Thursday, 5 May 2011

Is salt good for your health?

I have long been suspicious of the claim that salt is bad for human health. I suspect that the more salt you eat, the more thirsty you become and the more water you drink. The kidneys handle this all very well.

The debate has been going on a few decades. Some studies suggest that blood pressure is lower with lower intakes, others find no difference, and a few indicate low salt is bad for your health.

This week JAMA published one of the latter. The way it is written makes me wonder if the authors are apologising for the result. The study shows more deaths from heart attacks and strokes in those who consume less salt. They also claim that increasing salt over time increases blood pressure, but by a tiny amount. More about this below.

Kaplan-Meier Survival. From JAMA.

Reuters have reported on this finding, as has the New York Times. The salt police have reacted negatively to this article. It is clearly full of holes. Salt is evil and nothing should stop our crusade to ban this dangerous chemical.

The Times article talks to Peter Briss from the Centers for Disease Control who is convinced that salt is bad for your health and to Michael Alderman who is not. Briss complains that
that the study was small; that its subjects were relatively young, with an average age of 40 at the start; and that with few cardiovascular events, it was hard to draw conclusions.
Which would be true if the event rate were statistically insignificant. But as the study did find a difference this complaint is void. You can't argue that type 2 errors (false negative) are possible after a statistically significant result is found. The concern then is, have you made a type 1 error?
And the study, Dr. Briss and others say, flies in the face of a body of evidence indicating that higher sodium consumption can increase the risk of cardiovascular disease. 
Except that the evidence is conflicting. There is much data that points to salt not being a health concern.
But among the study’s other problems, Dr. Briss said, its subjects who seemed to consume the smallest amount of sodium also provided less urine than those consuming more, an indication that they might not have collected all of their urine in an 24-hour period.
Well they did exclude implausible urine volumes. But this comment doesn't make sense. People who eat less salt are likely to produce less urine on average. The high salt consumers raise the salt levels in their blood slightly which drives thirst. Increased fluid intake will associated with increased urine output. People can drink more than thirst dictates. But the average urine volume will likely be higher in the group who eat more salt. Finding the same urine volumes across the groups would be the real concern.
Lowering salt consumption, Dr. Alderman said, has consequences beyond blood pressure. It also, for example, increases insulin resistance, which can increase the risk of heart disease.

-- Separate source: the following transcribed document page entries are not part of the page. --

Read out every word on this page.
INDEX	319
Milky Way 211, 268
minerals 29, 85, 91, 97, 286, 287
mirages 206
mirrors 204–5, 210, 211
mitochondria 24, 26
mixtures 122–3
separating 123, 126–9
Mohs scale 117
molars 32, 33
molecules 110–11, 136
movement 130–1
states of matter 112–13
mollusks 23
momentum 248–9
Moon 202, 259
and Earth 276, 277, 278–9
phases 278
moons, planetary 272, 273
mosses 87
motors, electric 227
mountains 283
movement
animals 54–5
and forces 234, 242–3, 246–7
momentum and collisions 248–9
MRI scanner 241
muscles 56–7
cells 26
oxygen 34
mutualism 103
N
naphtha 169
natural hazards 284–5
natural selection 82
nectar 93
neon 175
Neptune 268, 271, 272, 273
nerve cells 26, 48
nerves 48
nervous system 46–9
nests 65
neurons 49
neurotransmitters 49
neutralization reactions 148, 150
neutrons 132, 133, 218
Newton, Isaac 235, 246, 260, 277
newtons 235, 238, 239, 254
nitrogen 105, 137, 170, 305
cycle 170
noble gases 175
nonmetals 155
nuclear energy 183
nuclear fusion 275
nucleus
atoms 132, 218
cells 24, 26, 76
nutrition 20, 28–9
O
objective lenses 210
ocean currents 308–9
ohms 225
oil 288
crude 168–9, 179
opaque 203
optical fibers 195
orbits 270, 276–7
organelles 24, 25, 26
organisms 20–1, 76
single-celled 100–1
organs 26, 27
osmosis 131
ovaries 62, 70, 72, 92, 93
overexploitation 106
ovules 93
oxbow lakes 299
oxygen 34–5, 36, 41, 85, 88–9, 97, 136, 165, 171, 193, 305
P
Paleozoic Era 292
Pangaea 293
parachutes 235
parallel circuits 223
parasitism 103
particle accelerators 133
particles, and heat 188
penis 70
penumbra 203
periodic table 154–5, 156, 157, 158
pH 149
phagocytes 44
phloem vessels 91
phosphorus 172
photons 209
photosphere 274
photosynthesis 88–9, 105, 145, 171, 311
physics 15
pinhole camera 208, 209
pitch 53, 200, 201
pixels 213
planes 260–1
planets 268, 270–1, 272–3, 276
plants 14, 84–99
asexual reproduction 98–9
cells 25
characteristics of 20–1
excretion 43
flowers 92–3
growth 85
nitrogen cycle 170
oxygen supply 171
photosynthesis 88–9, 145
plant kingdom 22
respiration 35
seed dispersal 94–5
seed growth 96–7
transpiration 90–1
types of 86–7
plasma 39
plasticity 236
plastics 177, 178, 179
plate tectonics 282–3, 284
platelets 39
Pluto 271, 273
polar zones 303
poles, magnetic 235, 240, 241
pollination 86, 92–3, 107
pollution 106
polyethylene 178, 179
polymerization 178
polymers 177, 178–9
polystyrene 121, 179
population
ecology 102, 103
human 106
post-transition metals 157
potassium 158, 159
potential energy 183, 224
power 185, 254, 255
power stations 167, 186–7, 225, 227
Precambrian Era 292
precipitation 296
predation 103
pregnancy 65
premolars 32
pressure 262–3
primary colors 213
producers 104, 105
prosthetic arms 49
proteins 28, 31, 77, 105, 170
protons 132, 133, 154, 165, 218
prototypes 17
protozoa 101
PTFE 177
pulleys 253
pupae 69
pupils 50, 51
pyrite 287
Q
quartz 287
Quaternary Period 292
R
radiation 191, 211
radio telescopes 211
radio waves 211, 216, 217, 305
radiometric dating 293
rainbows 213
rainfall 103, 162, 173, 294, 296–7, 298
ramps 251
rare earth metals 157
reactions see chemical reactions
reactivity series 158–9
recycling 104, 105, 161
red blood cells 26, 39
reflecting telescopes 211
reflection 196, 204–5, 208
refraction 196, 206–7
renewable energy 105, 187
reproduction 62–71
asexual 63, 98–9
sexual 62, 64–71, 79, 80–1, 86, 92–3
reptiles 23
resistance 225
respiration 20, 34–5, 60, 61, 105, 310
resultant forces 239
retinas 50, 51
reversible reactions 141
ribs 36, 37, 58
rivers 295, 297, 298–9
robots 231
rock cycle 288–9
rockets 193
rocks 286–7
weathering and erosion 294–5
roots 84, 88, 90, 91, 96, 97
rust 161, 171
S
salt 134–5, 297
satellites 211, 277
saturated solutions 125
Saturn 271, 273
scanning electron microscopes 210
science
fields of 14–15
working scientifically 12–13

“Diet is a complicated business,” he said. “There are going to be unintended consequences.”

One problem with the salt debates, Dr. Alderman said, is that all the studies are inadequate. Either they are short-term intervention studies in which people are given huge amounts of salt and then deprived of salt to see effects on blood pressure or they are studies, like this one, that observe populations and ask if those who happen to consume less salt are healthier.
Exactly. Even if it does affect blood pressure, which is not certain, blood pressure is a proxy for other outcomes, mainly heart attacks and strokes. Blood pressure is clearly implicated in these diseases, but if less salt increases your blood pressure slightly and at the same time causes other changes that are detrimental for your heart then, on balance, it might be a bad thing.

We may not even be able to easily decrease our salt intake. Some research suggests that we closely monitor our salt intake thru specialised cells in the brain. If we are exposed to more salt we decrease our intake, and if we lack salt we actively seek it, such that the amount consumed over time remains a constant 4 grams per day.
Dr. Briss adds that it would not be prudent to defer public health actions while researchers wait for results of a clinical trial that might not even be feasible. 
So we should make recommendations and alter society in case salt turns out to be unhealthy when all the data is in, even though there is a possibility that such action may turn out to be hazardous?
Dr. Alderman disagrees.

“The low-salt advocates suggest that all 300 million Americans be subjected to a low-salt diet. But if they can’t get people on a low-salt diet for a clinical trial, what are they talking about?”

He added: “It will cost money, but that’s why we do science. It will also cost money to change the composition of food.” 
Much more sensible. Do nothing in public policy currently. Continue to do a variety of studies and gain an understanding of how salt works. Even then, such answers are physiological, they do not tell us public policy, they can at most inform us.

I am off to have some chips, for the good of my heart of course.

1 comment:

  1. bethyada,
    You write on a truly wide variety of interesting subject matter. Thanks for the efforts.

    Even then, such answers are physiological, they do not tell us public policy, they can at most inform us.

    The is/ought conundrum makes me nervous about "expert" driven public policy. Not only is there an issue as to whether or not that approach is appropriate, the experts get caught jumping the gun over and over again.